Ricordo piacevolmente l’emozione che mi accompagnava in direzione Peggy Guggenheim Collection sul Canal Grande a Venezia quando tanti tanti anni fa mi recai per vedere, tra tutti, L’empire des lumières, un quadro del 1954 che, mentre studiavo cultura francese, mi aveva sempre colpita profondamente.
Il contrasto tra il cielo azzurro in cui è giorno e il paesaggio sottostante (costituito da alcuni alberi e una casa) in cui è invece notte e vi è un romantico lampione che illumina la penombra riflettendosi altresì nell’acqua prospiciente, mi affascinò al primo sguardo. Probabilmente riconobbi in quella rappresentazione una possibile visione poetica dell’esistenza, l’esigenza di ricercare o reinventare (non trovandolo nel reale) uno tra i significati dell’anima e dell’inconscio.

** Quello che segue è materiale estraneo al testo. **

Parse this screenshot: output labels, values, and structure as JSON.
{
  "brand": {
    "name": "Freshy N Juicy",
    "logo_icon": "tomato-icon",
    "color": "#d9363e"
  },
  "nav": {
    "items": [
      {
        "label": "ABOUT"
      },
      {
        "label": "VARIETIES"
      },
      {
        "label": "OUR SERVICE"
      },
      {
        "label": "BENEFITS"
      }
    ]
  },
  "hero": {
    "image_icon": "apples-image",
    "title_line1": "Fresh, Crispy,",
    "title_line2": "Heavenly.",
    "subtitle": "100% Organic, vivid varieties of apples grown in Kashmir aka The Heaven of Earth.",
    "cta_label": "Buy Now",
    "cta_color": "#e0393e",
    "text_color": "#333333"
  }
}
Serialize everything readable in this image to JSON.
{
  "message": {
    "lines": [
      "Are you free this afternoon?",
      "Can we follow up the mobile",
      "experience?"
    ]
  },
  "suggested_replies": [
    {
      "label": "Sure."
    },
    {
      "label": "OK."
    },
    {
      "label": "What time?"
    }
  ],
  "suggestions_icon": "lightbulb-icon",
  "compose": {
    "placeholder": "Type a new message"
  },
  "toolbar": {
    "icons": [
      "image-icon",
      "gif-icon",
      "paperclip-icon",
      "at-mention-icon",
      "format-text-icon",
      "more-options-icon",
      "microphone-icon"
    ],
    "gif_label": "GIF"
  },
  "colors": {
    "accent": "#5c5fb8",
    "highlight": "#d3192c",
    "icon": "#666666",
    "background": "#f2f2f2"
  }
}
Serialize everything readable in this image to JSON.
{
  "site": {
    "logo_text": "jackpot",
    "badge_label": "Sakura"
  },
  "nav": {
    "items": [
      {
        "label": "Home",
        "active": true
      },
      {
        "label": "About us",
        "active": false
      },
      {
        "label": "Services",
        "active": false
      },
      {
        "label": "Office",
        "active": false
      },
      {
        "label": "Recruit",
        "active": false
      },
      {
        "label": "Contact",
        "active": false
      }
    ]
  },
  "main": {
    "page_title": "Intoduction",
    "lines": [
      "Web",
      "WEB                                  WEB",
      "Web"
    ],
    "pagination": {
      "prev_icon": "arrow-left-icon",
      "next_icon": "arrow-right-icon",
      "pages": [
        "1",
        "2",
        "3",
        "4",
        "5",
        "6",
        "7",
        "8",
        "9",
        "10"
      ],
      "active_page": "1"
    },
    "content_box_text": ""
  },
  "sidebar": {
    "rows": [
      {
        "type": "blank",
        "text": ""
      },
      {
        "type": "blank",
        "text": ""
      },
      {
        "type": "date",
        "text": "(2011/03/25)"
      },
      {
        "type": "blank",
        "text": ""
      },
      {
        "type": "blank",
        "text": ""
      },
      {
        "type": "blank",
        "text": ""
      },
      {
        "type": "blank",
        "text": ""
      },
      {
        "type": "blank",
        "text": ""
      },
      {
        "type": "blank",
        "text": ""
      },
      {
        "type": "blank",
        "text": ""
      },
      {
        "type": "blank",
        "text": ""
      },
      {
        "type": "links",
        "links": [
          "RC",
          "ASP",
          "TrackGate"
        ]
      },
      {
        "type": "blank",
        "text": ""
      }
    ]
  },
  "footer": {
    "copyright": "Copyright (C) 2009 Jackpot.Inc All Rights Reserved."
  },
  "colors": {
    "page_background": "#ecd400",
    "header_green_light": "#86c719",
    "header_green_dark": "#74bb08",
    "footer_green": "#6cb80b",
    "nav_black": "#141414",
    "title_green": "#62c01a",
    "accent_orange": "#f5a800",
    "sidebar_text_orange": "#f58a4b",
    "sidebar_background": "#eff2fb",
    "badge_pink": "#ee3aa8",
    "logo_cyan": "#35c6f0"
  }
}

Percepii quella, per me condivisibile, volontà di rappresentare il contrasto di due elementi apparentemente non conciliabili che in una dimensione onirica riescono però a coesistere creando un effetto sorprendente e dirompente, ma al contempo possibile e armonioso.
Magritte è uno di quei pittori che maggiormente ha suscitato non solo la mia ammirazione ma direi un sentimento più complesso, intricato, istintivo e indefinibile.
Nel senso che la sua pittura, così onirica, densa di ragionata inventiva, improbabile e visionaria ha la capacità di suscitare altrettante emozioni imponderabili e non codificate. Direi molto più personali e interiori, profondamente inconsce, che l’osservazione di un quadro considerato più convenzionale (raffigurante che so un paesaggio o un vaso di fiori rappresentati in modo conforme alla realtà), certamente non riesce a stimolare.
La sua interpretazione e reinvenzione, con immagini che ogni volta sorprendono e forniscono visioni insolite ed alternative, spingono l’osservatore, mosso da alterazioni sensoriali, ad una introspezione in sé stesso.
Il cielo diviene uno spazio in cui non ci sono solo le nuvole ma scorrono in sospensione anche castelli arroccati su grossi macigni, sfere metalliche incredibilmente leggere, frammenti di foglie scomposte, colombe simboliche che si colorano di nuvole in un cielo terso o d’azzurro in uno plumbeo.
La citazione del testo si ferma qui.